Direct Instruction is a model for teaching that emphasizes well-developed and carefully planned lessons designed around small learning increments and clearly defined and prescribed teaching tasks. It is based on the theory that clear instruction eliminating misinterpretations can greatly improve and accelerate learning. Basically, teachers are “directing” the instructional process or instruction is being “directed” at students.
A teaching method that assumes all students can be taught, all students can improve both academically and in terms of self-image, and that teachers succeed when they are supported with adequate training and materials is one that most people could get behind.
Specific teaching events occur in an informal presentation lesson. Teacher begins by telling students directly what they will be doing and why. Clearly stating the short-term lesson objective and the objective purpose. Teachers shows and explains the advance organizer. Teacher presents the lesson content using a subject matter outline/organizer, a variety of visual supports to help clarify info. Frequent checks for understanding. Teacher provides supervised practice with feedback for students before they work Teacher uses an evaluation following successful practice. Teacher ties together lesson with a closing. During the lesson. Use interest builders.
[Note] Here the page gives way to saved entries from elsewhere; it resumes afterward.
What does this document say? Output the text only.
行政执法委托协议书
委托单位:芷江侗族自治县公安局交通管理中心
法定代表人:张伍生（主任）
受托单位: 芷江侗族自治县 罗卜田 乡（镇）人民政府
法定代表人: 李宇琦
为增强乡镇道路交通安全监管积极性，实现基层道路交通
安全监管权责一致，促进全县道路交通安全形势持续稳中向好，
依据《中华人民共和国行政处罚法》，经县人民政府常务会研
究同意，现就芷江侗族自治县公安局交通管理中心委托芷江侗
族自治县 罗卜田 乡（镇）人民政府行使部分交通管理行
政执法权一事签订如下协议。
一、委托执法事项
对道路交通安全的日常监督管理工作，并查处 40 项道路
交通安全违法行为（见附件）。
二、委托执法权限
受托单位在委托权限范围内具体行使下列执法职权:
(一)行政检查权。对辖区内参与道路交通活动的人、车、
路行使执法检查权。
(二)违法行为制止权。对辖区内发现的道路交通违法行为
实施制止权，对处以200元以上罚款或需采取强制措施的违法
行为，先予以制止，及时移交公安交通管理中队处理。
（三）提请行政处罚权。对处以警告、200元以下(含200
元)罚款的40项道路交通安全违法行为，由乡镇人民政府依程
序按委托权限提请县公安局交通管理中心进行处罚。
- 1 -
Use active participation strategies (i.e. note taking- guides, partner talk, and so on. Provides students with supports and scaffolds as needed but withdraw these asap. Teachers generally use the informal presentation model to teach declarative info. Teach facts or knowledge about something. Factual info, principles, and concepts are examples of declarative knowledge.
Price, K. M., & Nelson, K. L. (2018). Planning effective instruction: Diversity responsive methods and management (6th ed.)